Luxury Fullsize SUV Crossover

2025 Volvo XC90 Gets Makeover, Smoother Ride

The 2025 Volvo XC90 seen from a front quarter angle

Volvo hasn’t completely redesigned its flagship XC90 3-row SUV for the 2025 model year. But it’s made improvements significant enough that when one passes you on the road, you might assume it’s all new.

Two 2025 Models on the Lot

A heavy refresh brings a new look inside and out and a more refined highway ride. Shoppers should note that there are already XC90s on sales lots labeled 2025, but they don’t have these updates. Volvo will begin building this version in “late 2024,” it says. So, think of these updates as the 2025½ XC90.  

Prices start at $59,745, including the $1,295 delivery fee. “Additional pricing will be shared at a later time,” Volvo says.

The 2025 Volvo XC90 seen from head-on

New Suspension

Powertrain options remain unchanged. Volvo will still offer two gas-powered models and one plug-in hybrid (PHEV) after the update. You can choose between two turbocharged 2.0-liter 4-cylinder engines, one making 247 horsepower and one making 295 hp. The PHEV option gets 455 hp from a 4-cylinder engine mated to an electric motor and can travel up to 32 miles on electric power alone.

The highway ride, however, may be much improved. A new standard suspension uses adaptive mechanical dampers that stiffen and flex to match current road conditions “for a more confident and relaxed driving experience.”

An optional air suspension will still be available.

To emphasize the new smooth ride, Volvo added sound-deadening material throughout the car. Wind and road noise should be less noticeable, though they weren’t a problem our reviewers remarked on last year.

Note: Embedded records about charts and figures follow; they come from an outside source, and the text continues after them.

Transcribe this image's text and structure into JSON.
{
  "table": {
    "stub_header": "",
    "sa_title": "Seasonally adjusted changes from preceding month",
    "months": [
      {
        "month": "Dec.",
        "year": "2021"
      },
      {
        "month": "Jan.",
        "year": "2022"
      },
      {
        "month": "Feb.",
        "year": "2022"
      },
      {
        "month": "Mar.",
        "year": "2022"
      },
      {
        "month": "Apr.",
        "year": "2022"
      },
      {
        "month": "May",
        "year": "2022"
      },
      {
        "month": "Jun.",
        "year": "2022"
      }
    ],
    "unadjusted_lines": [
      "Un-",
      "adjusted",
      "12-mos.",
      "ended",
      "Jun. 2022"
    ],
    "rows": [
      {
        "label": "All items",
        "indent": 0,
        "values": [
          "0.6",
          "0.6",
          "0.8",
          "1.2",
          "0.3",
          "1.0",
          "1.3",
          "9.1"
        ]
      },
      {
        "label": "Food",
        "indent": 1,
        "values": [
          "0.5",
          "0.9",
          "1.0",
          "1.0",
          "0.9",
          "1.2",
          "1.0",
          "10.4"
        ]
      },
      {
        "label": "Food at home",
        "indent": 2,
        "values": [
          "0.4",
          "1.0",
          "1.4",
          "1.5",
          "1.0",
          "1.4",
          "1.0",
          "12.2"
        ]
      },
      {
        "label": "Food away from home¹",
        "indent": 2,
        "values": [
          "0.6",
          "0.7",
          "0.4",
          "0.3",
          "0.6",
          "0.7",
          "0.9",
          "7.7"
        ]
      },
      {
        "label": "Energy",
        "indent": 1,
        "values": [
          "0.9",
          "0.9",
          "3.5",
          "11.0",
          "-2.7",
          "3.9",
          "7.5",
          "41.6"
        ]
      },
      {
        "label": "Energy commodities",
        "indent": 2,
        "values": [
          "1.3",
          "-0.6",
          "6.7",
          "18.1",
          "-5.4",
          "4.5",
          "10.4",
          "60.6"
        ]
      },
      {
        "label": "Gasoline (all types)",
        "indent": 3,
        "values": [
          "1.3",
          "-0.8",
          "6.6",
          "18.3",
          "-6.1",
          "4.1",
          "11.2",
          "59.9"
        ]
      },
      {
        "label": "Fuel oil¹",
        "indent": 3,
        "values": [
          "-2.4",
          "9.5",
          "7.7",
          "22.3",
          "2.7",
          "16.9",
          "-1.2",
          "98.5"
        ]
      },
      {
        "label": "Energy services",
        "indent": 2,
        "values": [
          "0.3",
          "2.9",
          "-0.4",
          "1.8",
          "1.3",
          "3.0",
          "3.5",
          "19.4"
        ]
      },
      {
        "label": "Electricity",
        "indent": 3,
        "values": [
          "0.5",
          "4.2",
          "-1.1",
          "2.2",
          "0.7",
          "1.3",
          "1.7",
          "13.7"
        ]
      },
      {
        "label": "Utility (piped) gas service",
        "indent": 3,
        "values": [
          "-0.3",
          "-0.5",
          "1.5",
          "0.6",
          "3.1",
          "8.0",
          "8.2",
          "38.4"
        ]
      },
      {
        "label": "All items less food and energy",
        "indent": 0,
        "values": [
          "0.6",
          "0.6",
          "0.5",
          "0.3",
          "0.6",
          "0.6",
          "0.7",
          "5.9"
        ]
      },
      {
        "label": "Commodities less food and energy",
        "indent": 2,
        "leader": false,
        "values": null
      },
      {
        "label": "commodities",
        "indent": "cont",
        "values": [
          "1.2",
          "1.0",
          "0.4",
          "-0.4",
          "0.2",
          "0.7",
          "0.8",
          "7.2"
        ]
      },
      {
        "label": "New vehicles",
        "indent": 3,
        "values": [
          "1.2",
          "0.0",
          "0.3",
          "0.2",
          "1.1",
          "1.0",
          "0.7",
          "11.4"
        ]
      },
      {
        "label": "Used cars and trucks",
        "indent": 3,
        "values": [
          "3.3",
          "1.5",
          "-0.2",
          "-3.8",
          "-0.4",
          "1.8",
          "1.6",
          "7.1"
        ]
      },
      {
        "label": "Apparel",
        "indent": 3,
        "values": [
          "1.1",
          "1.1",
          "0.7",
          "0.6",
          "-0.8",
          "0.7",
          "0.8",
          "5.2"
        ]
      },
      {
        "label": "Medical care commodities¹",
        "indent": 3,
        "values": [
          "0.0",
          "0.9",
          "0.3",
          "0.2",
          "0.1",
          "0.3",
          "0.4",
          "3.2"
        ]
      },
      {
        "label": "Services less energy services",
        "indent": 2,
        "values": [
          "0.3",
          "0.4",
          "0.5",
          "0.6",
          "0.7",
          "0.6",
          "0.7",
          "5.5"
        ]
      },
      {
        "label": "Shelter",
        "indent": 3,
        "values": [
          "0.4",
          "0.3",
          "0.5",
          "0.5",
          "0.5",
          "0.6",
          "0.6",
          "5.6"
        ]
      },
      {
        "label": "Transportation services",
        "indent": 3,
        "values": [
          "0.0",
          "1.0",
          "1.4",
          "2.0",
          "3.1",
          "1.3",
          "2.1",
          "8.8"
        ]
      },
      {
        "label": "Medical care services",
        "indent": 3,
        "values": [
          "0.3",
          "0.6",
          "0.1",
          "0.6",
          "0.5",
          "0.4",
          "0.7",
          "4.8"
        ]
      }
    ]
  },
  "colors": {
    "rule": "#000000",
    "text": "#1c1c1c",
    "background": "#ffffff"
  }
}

That’s it for mechanical upgrades. But the mechanical upgrades aren’t the headline here.

More Contemporary Look

The 2025 Volvo XC90 seen from a rear quarter angle

Designers frequently give a car a visual update at the midpoint of its production run, but what Volvo has done looks closer to a wheels-up redesign. Volvo is slowly changing itself into an all-electric automaker (though not as fast as originally planned), making even its gas-powered vehicles look more like the electric cars of the future.

Here, that means a grille so sculpted it looks like it must be one of the artificial grilles that characterize electric cars. It’s not. The new air sucker looks elegant, with diagonal strakes tucked into each other as if folded. Volvo’s signature Thor’s Hammer headlights now flow into the grille, a thin outline of LEDs.

The hood and sides remain unchanged – standard fare for a visual refresh – but the rear gets a new light signature with similarly thin red LEDs bracketing the glass.

New Infotainment System

The interior of the 2025 Volvo XC90

Inside, a resculpted dashboard includes longer, thinner vertical vents used as decorative elements as much as for airflow. In the center, they frame an entirely new infotainment system. An 11.2-inch, portrait-mounted screen sits canted slightly to the driver’s side.

Volvo says pixel density on the screen has increased by 21%, “resulting in an even crisper display.”

What’s on the screen borrows from lessons learned in Volvo’s electric cars. The company explains, “We now present the most common apps and controls, such as maps, media, and phone on the home screen,” requiring fewer taps to access the things you use often. A context bar beneath displays recently used apps, so you can return to a setting you just changed with one tap.

Physical buttons and a volume knob beneath mean some vital functions don’t require the touchscreen at all. Volvo is getting ahead of a likely European law with that one.

Volvo says the 2025½ XC90 is available for order today, but production won’t start until near the end of the year.